Suspect Zero

Partially recommended for postmoderns. I’ve said it before. The reason why I like the horror and thriller genres is because of the great potential they have to evoke a visceral gut feeling of the reality of real genuine evil in a postmodern world that denies absolutes and is increasingly deluded into thinking that evil is a relative cultural construction. (Read my article, “A Theology of Horror Films” click here) This movie does that very well. It’s not for the feint of heart though. It’s the story of a serial killer who is killing other serial killers, and he uses “remote viewing” to track them down (psychic seeing from a distance, developed by who else? The military and the CIA, then FBI). Well, there is something certainly emotionally satisfying at seeing a vigilante justice with these scumbags getting a taste of their own medicine. But of course, this is ultimately not morally acceptable and the movie communicates this in having the “good guy” killer pay for his crimes as well.
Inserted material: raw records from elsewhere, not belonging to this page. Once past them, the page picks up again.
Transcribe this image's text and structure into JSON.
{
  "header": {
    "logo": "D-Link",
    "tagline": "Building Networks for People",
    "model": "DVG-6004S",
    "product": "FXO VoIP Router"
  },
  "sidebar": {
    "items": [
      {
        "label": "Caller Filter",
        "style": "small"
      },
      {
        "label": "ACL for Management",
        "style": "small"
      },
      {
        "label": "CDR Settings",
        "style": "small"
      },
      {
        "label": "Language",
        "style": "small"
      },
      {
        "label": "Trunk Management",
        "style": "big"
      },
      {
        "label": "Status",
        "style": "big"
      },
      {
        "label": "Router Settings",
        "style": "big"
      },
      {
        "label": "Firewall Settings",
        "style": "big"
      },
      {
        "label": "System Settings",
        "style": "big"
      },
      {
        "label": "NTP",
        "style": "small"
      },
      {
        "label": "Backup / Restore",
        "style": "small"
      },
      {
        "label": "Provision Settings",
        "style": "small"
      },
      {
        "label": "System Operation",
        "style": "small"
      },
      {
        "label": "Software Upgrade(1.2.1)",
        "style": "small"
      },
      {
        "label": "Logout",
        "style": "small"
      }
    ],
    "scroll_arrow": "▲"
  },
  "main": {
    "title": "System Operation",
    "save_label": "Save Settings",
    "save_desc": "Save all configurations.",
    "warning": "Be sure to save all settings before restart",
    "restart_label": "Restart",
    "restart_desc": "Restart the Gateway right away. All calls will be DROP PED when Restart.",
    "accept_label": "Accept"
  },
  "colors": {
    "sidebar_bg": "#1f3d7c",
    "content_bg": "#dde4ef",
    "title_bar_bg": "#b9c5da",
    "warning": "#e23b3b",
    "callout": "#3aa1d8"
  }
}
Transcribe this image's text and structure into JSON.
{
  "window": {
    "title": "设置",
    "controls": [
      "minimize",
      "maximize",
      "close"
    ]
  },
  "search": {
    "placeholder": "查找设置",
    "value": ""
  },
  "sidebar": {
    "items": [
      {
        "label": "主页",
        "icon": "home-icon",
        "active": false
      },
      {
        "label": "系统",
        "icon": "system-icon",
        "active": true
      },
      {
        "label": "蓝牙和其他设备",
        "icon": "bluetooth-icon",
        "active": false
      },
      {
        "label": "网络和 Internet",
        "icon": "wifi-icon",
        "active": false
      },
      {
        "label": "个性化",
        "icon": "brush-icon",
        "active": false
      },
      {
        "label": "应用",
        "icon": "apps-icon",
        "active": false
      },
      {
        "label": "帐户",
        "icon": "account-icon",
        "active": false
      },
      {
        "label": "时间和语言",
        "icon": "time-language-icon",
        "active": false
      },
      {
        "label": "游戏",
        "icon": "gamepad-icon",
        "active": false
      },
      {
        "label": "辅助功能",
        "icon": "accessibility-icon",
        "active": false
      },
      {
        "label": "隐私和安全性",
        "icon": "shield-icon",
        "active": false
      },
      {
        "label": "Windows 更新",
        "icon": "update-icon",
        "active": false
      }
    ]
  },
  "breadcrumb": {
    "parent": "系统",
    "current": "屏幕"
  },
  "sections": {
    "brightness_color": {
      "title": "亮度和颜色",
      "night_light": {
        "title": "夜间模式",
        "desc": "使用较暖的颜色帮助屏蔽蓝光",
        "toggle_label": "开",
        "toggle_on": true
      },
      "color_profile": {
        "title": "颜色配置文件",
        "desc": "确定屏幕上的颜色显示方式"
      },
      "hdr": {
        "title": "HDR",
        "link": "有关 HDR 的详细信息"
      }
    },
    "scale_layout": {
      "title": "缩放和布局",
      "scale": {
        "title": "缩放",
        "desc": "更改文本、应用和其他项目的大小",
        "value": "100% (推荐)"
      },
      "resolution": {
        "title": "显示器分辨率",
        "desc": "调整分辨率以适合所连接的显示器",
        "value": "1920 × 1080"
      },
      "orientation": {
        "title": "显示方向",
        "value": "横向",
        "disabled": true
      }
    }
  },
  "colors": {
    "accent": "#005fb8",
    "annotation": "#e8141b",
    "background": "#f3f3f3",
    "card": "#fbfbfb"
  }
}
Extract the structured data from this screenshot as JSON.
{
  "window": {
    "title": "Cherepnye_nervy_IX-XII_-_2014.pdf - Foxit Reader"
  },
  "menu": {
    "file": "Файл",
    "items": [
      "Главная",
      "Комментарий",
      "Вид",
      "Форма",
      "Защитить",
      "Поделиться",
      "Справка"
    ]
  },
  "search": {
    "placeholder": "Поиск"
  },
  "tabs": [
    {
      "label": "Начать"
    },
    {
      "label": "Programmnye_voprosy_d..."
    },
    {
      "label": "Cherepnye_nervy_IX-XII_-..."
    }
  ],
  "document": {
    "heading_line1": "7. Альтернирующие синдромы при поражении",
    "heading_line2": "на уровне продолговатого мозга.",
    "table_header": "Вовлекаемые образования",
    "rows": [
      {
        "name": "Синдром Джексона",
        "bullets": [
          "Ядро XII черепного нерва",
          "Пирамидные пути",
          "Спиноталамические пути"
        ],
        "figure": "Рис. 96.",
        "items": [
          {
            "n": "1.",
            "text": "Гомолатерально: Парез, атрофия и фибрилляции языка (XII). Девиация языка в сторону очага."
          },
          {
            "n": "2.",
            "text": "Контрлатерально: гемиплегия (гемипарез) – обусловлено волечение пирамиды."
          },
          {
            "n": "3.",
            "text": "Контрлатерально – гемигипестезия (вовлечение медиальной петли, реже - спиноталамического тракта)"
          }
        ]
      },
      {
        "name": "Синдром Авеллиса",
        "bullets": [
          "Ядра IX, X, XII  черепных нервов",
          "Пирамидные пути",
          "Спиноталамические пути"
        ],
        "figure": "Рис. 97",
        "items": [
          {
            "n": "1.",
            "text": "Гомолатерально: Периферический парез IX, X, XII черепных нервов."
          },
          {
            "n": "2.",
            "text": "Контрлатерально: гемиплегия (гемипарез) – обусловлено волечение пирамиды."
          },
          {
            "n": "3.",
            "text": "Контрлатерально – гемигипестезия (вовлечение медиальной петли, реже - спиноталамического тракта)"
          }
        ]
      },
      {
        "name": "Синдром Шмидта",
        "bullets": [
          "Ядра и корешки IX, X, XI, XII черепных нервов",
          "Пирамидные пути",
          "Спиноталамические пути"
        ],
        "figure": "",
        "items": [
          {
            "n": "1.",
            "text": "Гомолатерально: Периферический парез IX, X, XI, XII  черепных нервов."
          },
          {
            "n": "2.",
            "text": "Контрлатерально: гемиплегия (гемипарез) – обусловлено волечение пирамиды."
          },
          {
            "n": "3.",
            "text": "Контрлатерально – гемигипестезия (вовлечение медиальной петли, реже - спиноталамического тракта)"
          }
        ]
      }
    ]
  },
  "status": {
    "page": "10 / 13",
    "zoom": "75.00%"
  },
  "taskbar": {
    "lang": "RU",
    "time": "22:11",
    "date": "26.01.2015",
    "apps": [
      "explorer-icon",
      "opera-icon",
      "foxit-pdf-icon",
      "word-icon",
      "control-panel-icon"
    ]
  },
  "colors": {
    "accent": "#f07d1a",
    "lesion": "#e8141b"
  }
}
Unfortunately, the very concept of a “suspect zero,” as a guy who criss-crosses the country, being responsible for most serial killings and missing persons is all rather trivializing of real evil serial murders, and therefore unbelievable and unsatisfying. However it is somewhat redeemed at the end when the hero FBI guy faces the good guy killer at the end, after killing the “suspect zero,” and tells him, “You can’t see everything. You don’t decide what’s justice. You’re not God. You think we did something mythical. We just killed a deviant. There’s thousands more out there. There is no suspect zero.” It was a good conclusion that evil is real and it lives on. We’re not heroes vanquishing evil like gods, we are humans struggling with it and always will. Evil is so thoroughly ingrained into human nature, that we don’t “get rid of it” or vanquish it, we can merely fight evil people. While the movie looked real creative and well shot with grainy nonlinear scratchy images of pain and evil intruding onto the normal visuals, it never quite entered the supreme quality realm of Se7en or Silence of the Lambs, which are the obvious goals of the film.